Il giudice che riceve la nota spese da parte di un avvocato per la liquidazione dell’attività svolta non può decidere di tagliare alcune voci, se non le ritiene adeguate, senza dare alcuna motivazione. Ciò significa che una nota spese è liquidabile anche se inattendibile.
Così indica la Cassazione con l’ordinanza n. 27896/2021.
UNA NOTA SPESE INATTENDIBILE
A seguito della conclusione di un procedimento, a un avvocato viene riconosciuta la liquidazione di un compenso che non è in linea con la nota spese presentata. La nota spese infatti presentava voci duplicate, dettaglio che ha portato sia il giudice di prima istanza che il giudice del Tribunale a riconoscere un compenso inferiore.
L’avvocato ricorre in Cassazione. Tra i motivi:
– la «regolamentazione delle spese del giudizio contenzioso» cui ha partecipato non può «in alcun modo vincolare la successiva liquidazione del compenso nella procedura azionata dall’avvocato verso il proprio cliente per la determinazione del corrispettivo per l’opera prestata in tale giudizio»;
– la riduzione della somma liquidata rispetto quella presentata non è stata accompagnata da un adeguata motivazione.
IL GIUDICE NON PUÒ ELIMINARE VOCI DALLA NOTA SPESE
La Cassazione respinge il primo motivo ma accoglie il secondo.
A tal proposito, nell’ordinanza ribadisce il seguente principio:
«quando è acquisita agli atti del processo una specifica nota delle spese il giudice non può limitarsi ad una globale determinazione dei diritti di procuratore e degli onorari di avvocato in misura inferiore a quelli esposti ma ha l’onere di dare adeguata motivazione dell’eliminazione e della riduzione di voci da lui operata, allo scopo di consentire, attraverso il sindacato di legittimità, l’accertamento della conformità della liquidazione a quanto risulta dagli atti ed alle tariffe, in relazione all’inderogabilità dei relativi minimi sancita dall’art. 24 della legge n. 794 del 1942».

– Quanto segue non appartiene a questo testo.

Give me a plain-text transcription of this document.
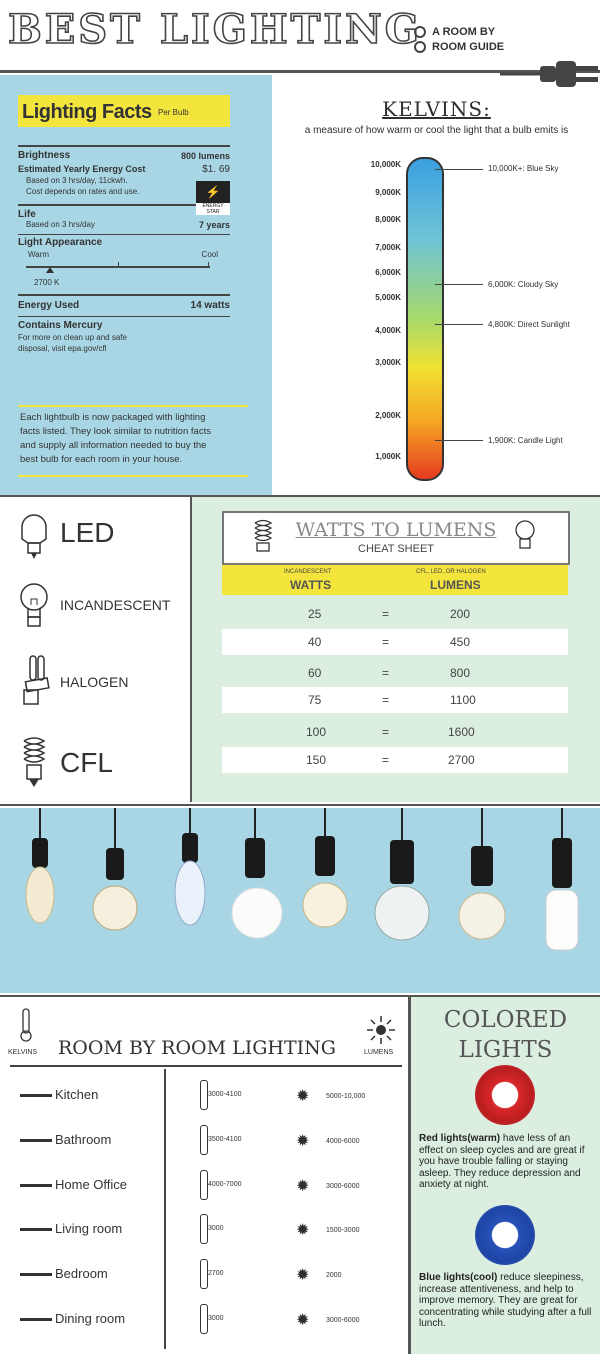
BEST LIGHTING A ROOM BY
ROOM GUIDE
Lighting Facts Per Bulb
Brightness	800 lumens
Estimated Yearly Energy Cost	$1. 69
Based on 3 hrs/day, 11ckwh.
Cost depends on rates and use.	⚡
ENERGY STAR
Life
Based on 3 hrs/day	7 years
Light Appearance
Warm	Cool
2700 K
Energy Used	14 watts
Contains Mercury
For more on clean up and safe
disposal, visit epa.gov/cfl
Each lightbulb is now packaged with lighting
facts listed. They look similar to nutrition facts
and supply all information needed to buy the
best bulb for each room in your house.
KELVINS:
a measure of how warm or cool the light that a bulb emits is
10,000K
9,000K
8,000K
7,000K
6,000K
5,000K
4,000K
3,000K
2,000K
1,000K
10,000K+: Blue Sky
6,000K: Cloudy Sky
4,800K: Direct Sunlight
1,900K: Candle Light
LED
INCANDESCENT
HALOGEN
CFL
WATTS TO LUMENS
CHEAT SHEET
INCANDESCENT
WATTS
CFL, LED, OR HALOGEN
LUMENS
25	=	200
40	=	450
60	=	800
75	=	1100
100	=	1600
150	=	2700
KELVINS ROOM BY ROOM LIGHTING	LUMENS
Kitchen	3000-4100	✹ 5000-10,000
Bathroom	3500-4100	✹ 4000-6000
Home Office	4000-7000	✹ 3000-6000
Living room	3000	✹ 1500-3000
Bedroom	2700	✹ 2000
Dining room	3000	✹ 3000-6000
COLORED
LIGHTS
Red lights(warm) have less of an effect on sleep cycles and are great if you have trouble falling or staying asleep. They reduce depression and anxiety at night.
Blue lights(cool) reduce sleepiness, increase attentiveness, and help to improve memory. They are great for concentrating while studying after a full lunch.
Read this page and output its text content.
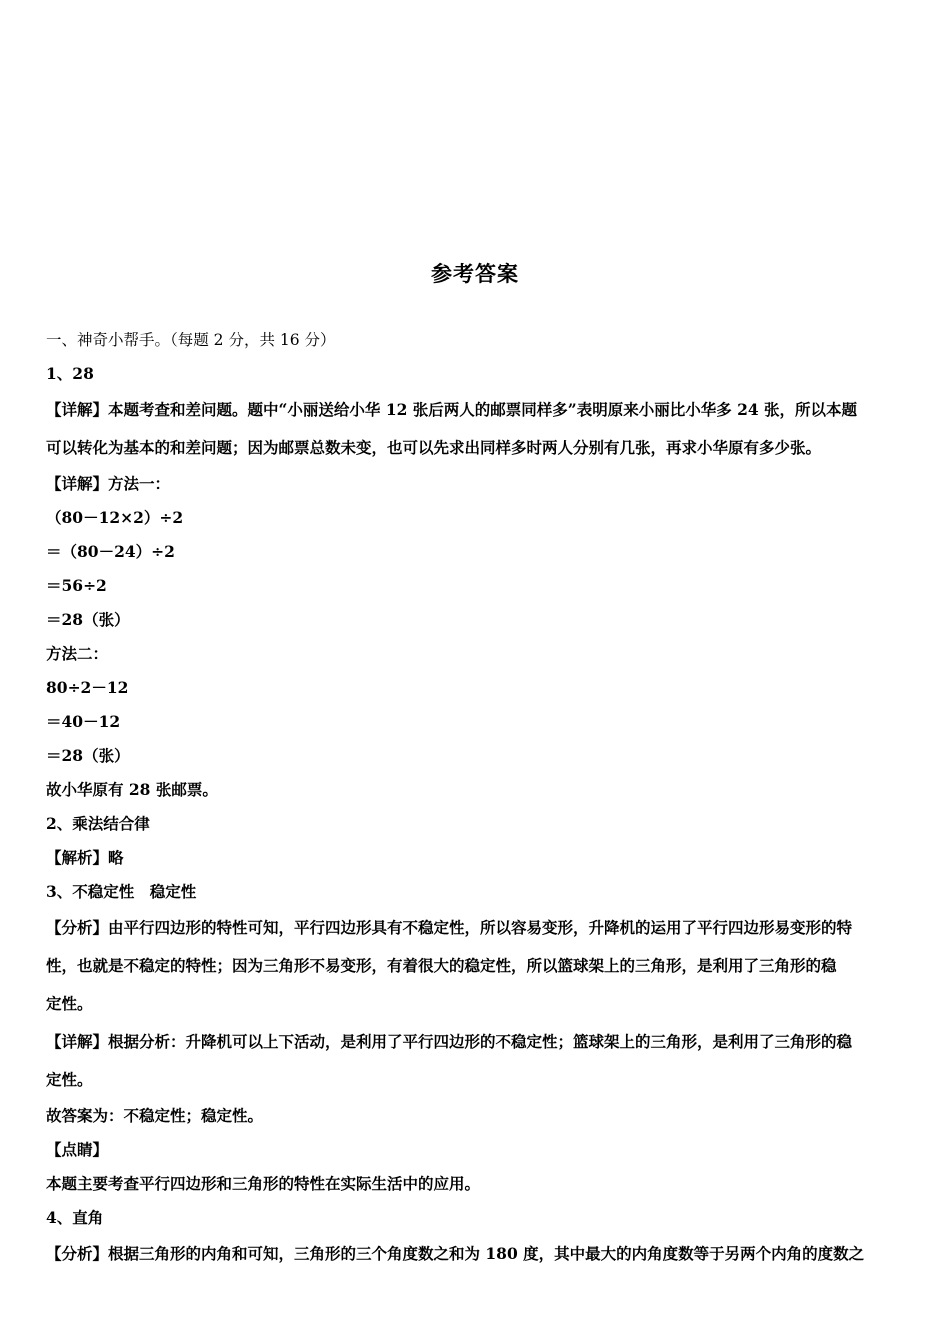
参考答案
一、神奇小帮手。（每题 2 分，共 16 分）
1、28
【详解】本题考查和差问题。题中“小丽送给小华 12 张后两人的邮票同样多”表明原来小丽比小华多 24 张，所以本题
可以转化为基本的和差问题；因为邮票总数未变，也可以先求出同样多时两人分别有几张，再求小华原有多少张。
【详解】方法一：
（80－12×2）÷2
＝（80－24）÷2
＝56÷2
＝28（张）
方法二：
80÷2－12
＝40－12
＝28（张）
故小华原有 28 张邮票。
2、乘法结合律
【解析】略
3、不稳定性　稳定性
【分析】由平行四边形的特性可知，平行四边形具有不稳定性，所以容易变形，升降机的运用了平行四边形易变形的特
性，也就是不稳定的特性；因为三角形不易变形，有着很大的稳定性，所以篮球架上的三角形，是利用了三角形的稳
定性。
【详解】根据分析：升降机可以上下活动，是利用了平行四边形的不稳定性；篮球架上的三角形，是利用了三角形的稳
定性。
故答案为：不稳定性；稳定性。
【点睛】
本题主要考查平行四边形和三角形的特性在实际生活中的应用。
4、直角
【分析】根据三角形的内角和可知，三角形的三个角度数之和为 180 度，其中最大的内角度数等于另两个内角的度数之
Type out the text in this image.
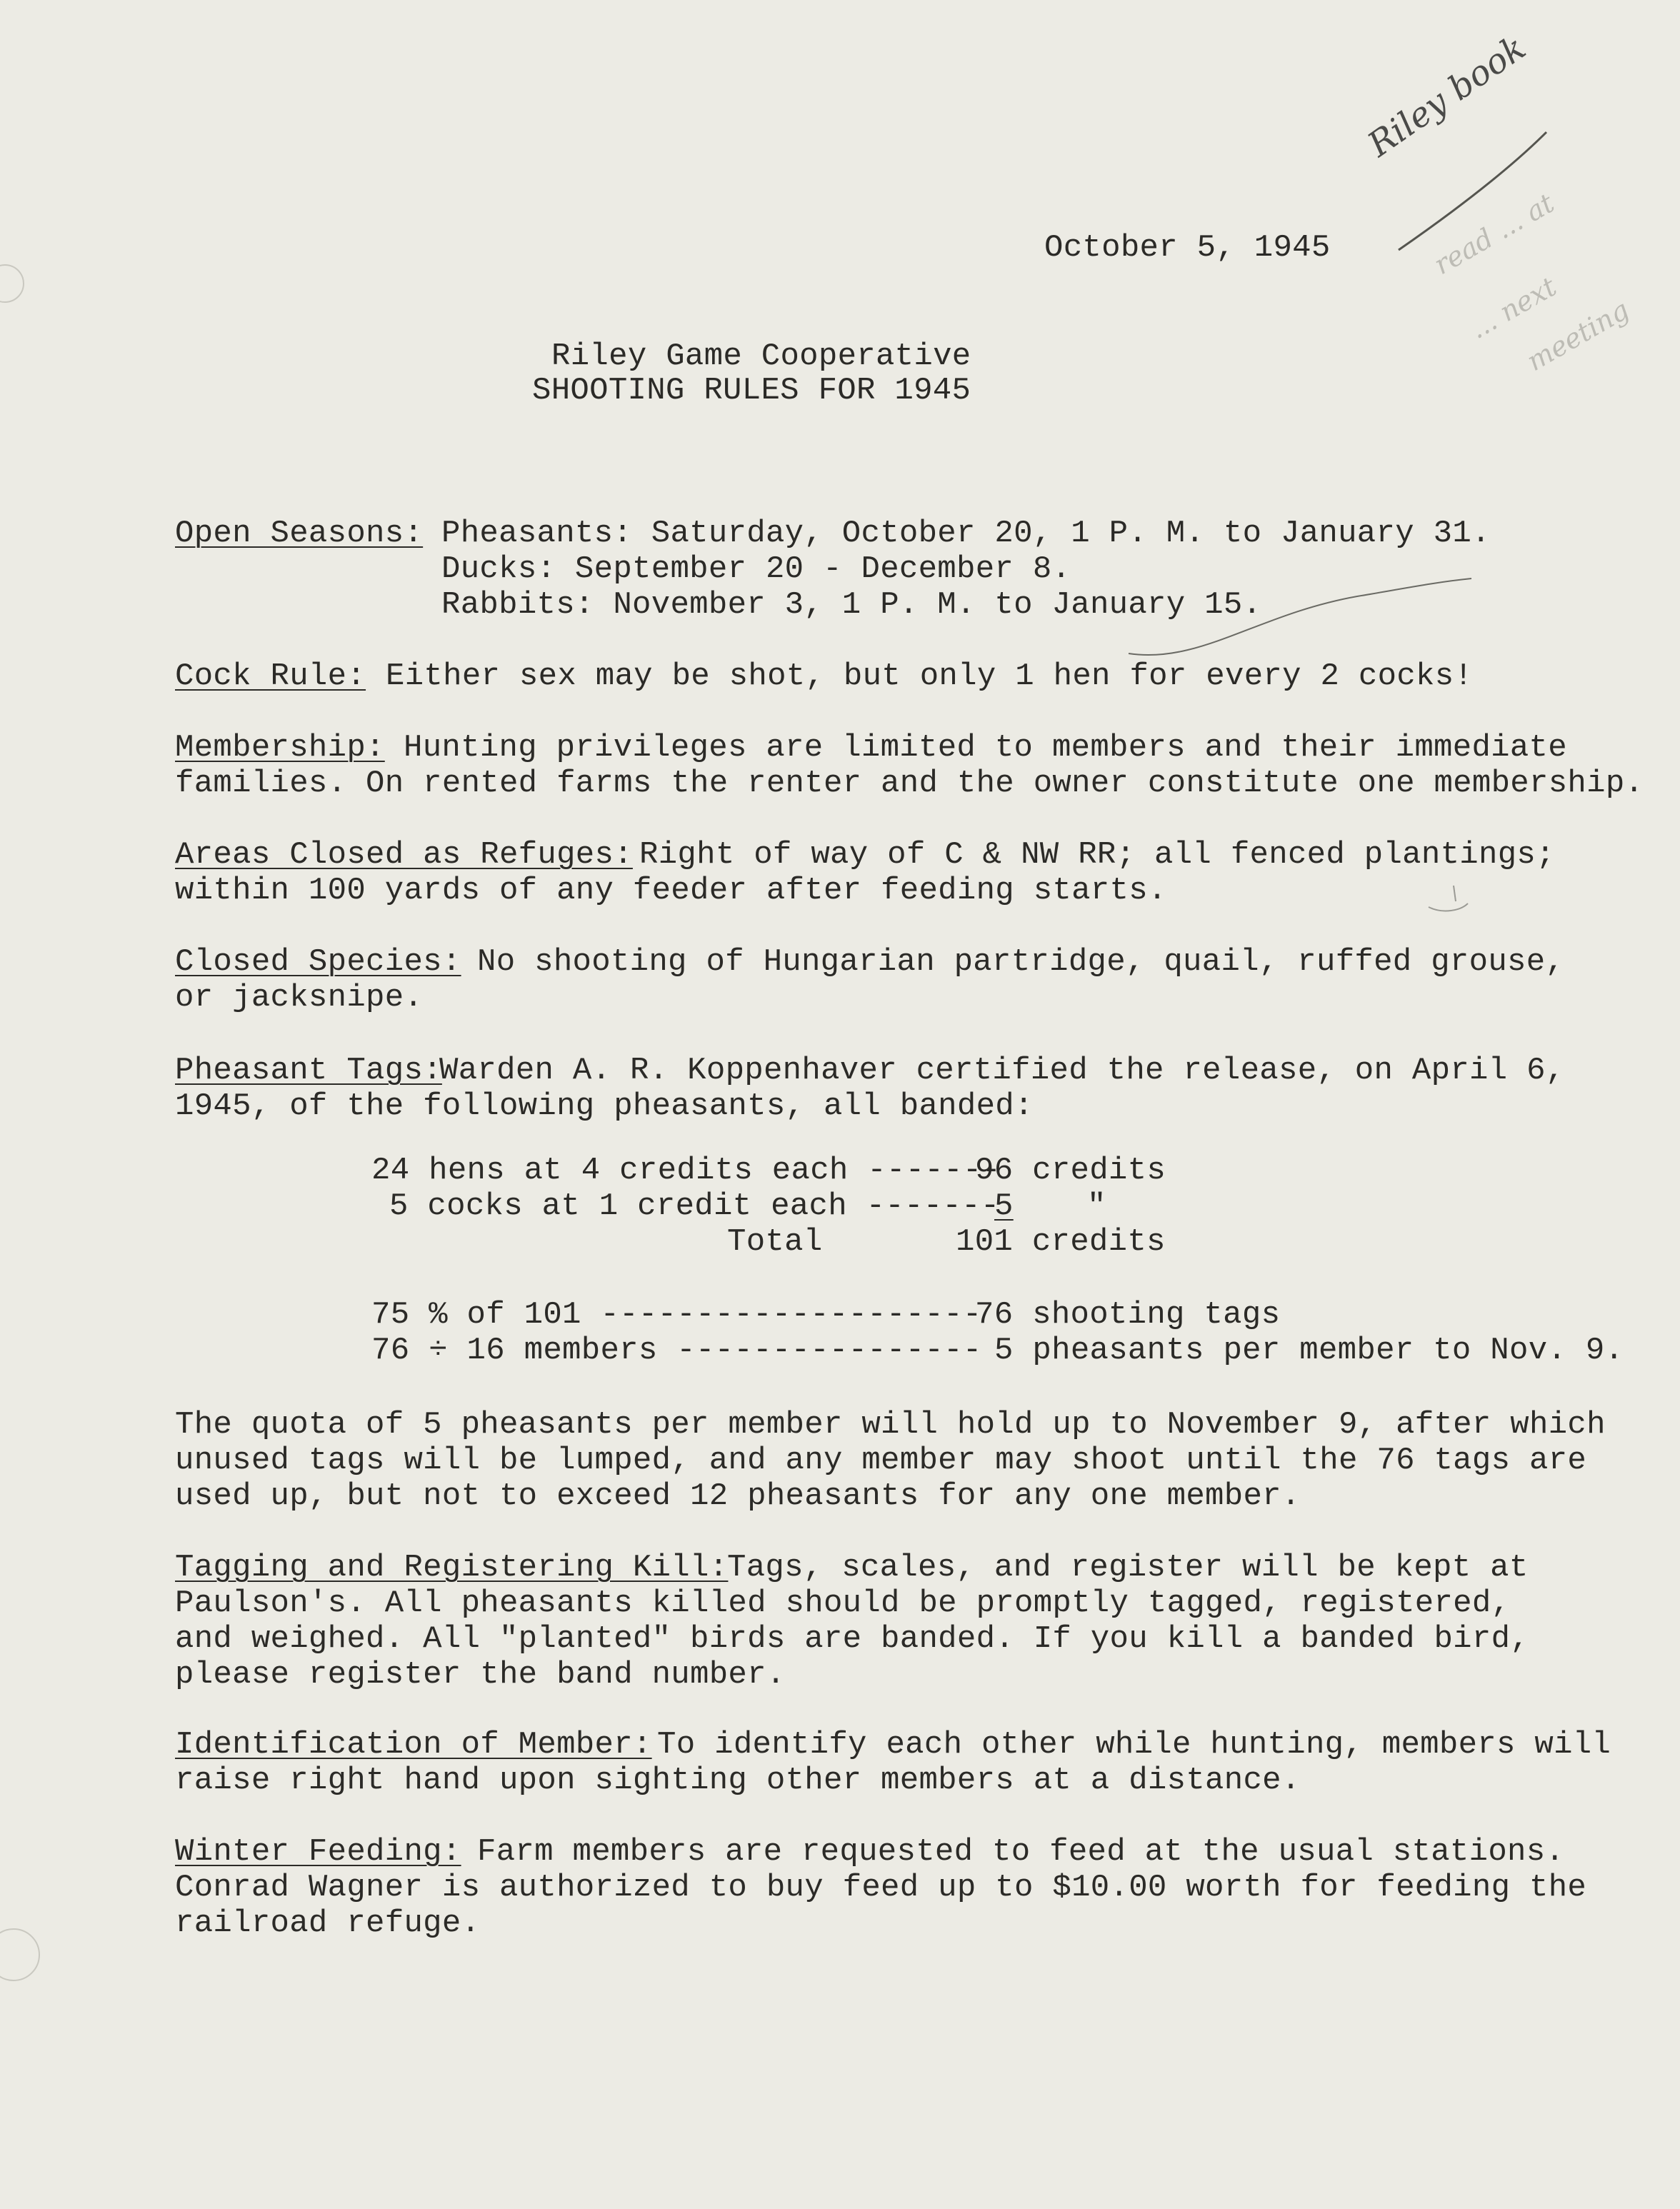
Riley book
read ... at
... next
meeting

October 5, 1945

Riley Game Cooperative

SHOOTING RULES FOR 1945

Open Seasons: Pheasants: Saturday, October 20, 1 P. M. to January 31.

Ducks: September 20 - December 8.

Rabbits: November 3, 1 P. M. to January 15.

Cock Rule: Either sex may be shot, but only 1 hen for every 2 cocks!

Membership: Hunting privileges are limited to members and their immediate

families. On rented farms the renter and the owner constitute one membership.

Areas Closed as Refuges: Right of way of C & NW RR; all fenced plantings;

within 100 yards of any feeder after feeding starts.

Closed Species: No shooting of Hungarian partridge, quail, ruffed grouse,

or jacksnipe.

Pheasant Tags:

Warden A. R. Koppenhaver certified the release, on April 6,

1945, of the following pheasants, all banded:

24 hens at 4 credits each -------

96 credits

5 cocks at 1 credit each -------

5 "

Total	101 credits

75 % of 101 --------------------

76 shooting tags

76 ÷ 16 members ---------------- 5 pheasants per member to Nov. 9.

The quota of 5 pheasants per member will hold up to November 9, after which

unused tags will be lumped, and any member may shoot until the 76 tags are

used up, but not to exceed 12 pheasants for any one member.

Tagging and Registering Kill:

Tags, scales, and register will be kept at

Paulson's. All pheasants killed should be promptly tagged, registered,

and weighed. All "planted" birds are banded. If you kill a banded bird,

please register the band number.

Identification of Member: To identify each other while hunting, members will

raise right hand upon sighting other members at a distance.

Winter Feeding: Farm members are requested to feed at the usual stations.

Conrad Wagner is authorized to buy feed up to $10.00 worth for feeding the

railroad refuge.
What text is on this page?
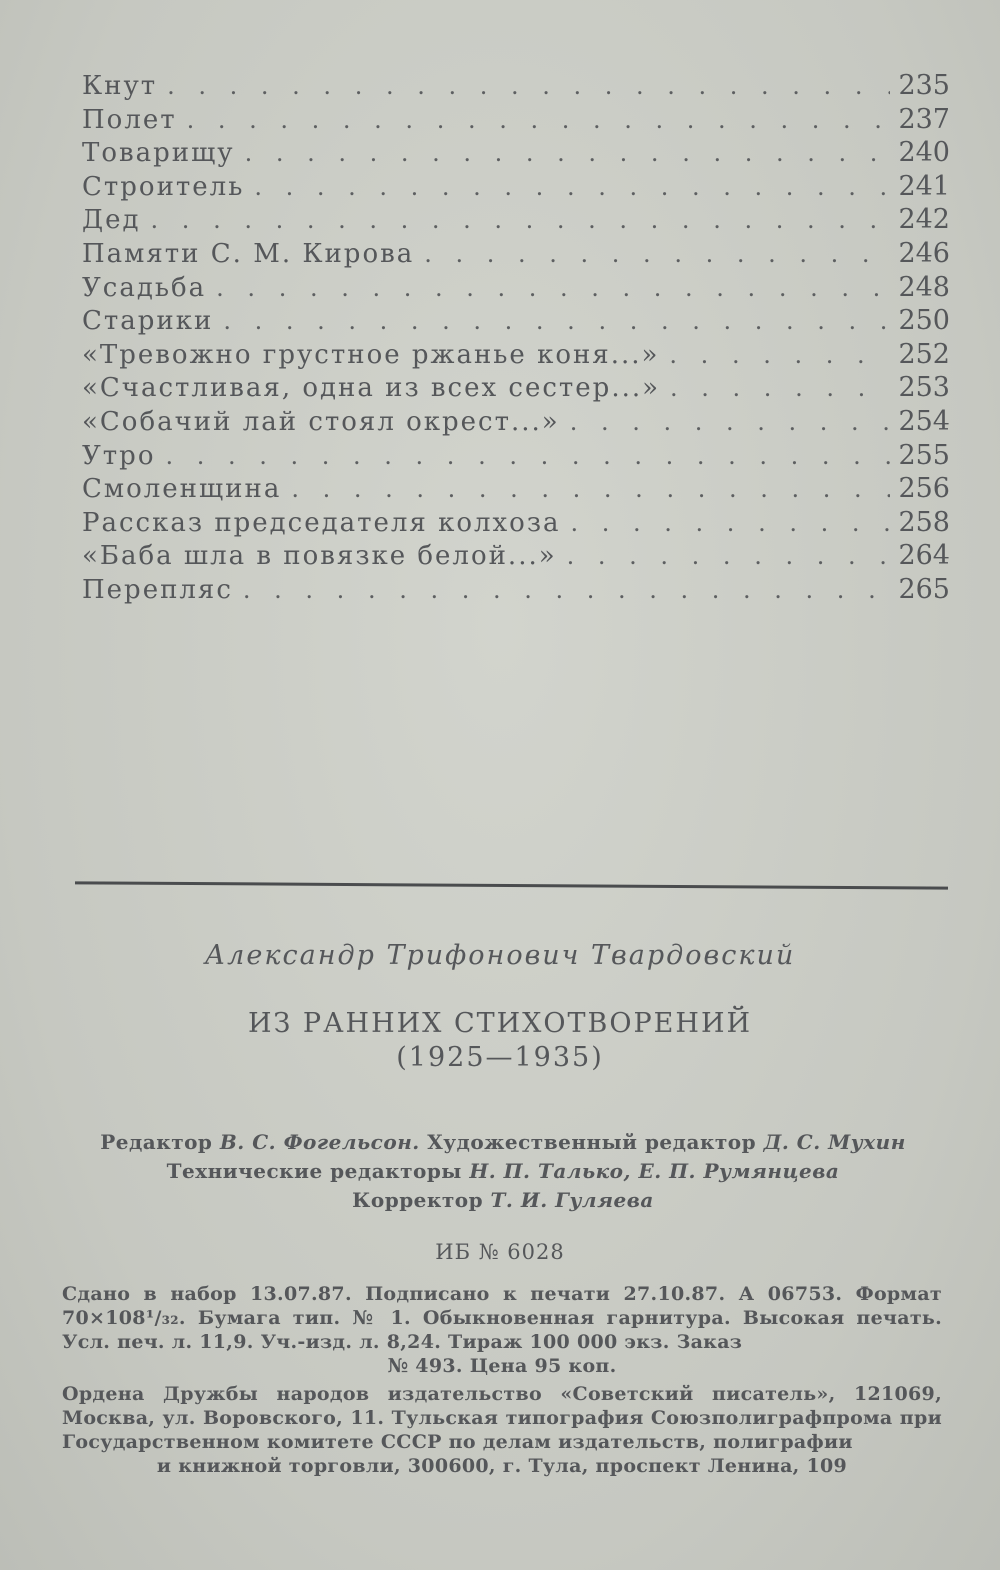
Кнут . . .	235
Полет . . .	237
Товарищу . . .	240
Строитель . . .	241
Дед . . .	242
Памяти С. М. Кирова . . .	246
Усадьба . . .	248
Старики . . .	250
«Тревожно грустное ржанье коня...» . . .	252
«Счастливая, одна из всех сестер...» . . .	253
«Собачий лай стоял окрест...» . . .	254
Утро . . .	255
Смоленщина . . .	256
Рассказ председателя колхоза . . .	258
«Баба шла в повязке белой...» . . .	264
Перепляс . . .	265
Александр Трифонович Твардовский
ИЗ РАННИХ СТИХОТВОРЕНИЙ
(1925—1935)
Редактор В. С. Фогельсон. Художественный редактор Д. С. Мухин
Технические редакторы Н. П. Талько, Е. П. Румянцева
Корректор Т. И. Гуляева
ИБ № 6028

Сдано в набор 13.07.87. Подписано к печати 27.10.87. А 06753. Формат 70×108¹/₃₂. Бумага тип. № 1. Обыкновенная гарнитура. Высокая печать. Усл. печ. л. 11,9. Уч.-изд. л. 8,24. Тираж 100 000 экз. Заказ

№ 493. Цена 95 коп.

Ордена Дружбы народов издательство «Советский писатель», 121069, Москва, ул. Воровского, 11. Тульская типография Союзполиграфпрома при Государственном комитете СССР по делам издательств, полиграфии

и книжной торговли, 300600, г. Тула, проспект Ленина, 109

Ciò significa che una nota spese inattendibile non solleva il giudice dal compito di determinare i diritti in base all’attività svolta dall’avvocato e alle tariffe applicabili. Soprattutto, non lo solleva dall’obbligo di motivare eventuali tagli.
Nel caso in questione, il decreto del giudice del Tribunale non indica quali siano le voci duplicate (quindi non dovute) nella nota spese, tant’è che vengono escluse dalla liquidazione voci che, secondo le tariffare in vigore, sono in realtà dovute.
La questione viene quindi rinviata al Tribunale in diversa composizione che procede a rideterminare i diritti dovuti all’avvocato.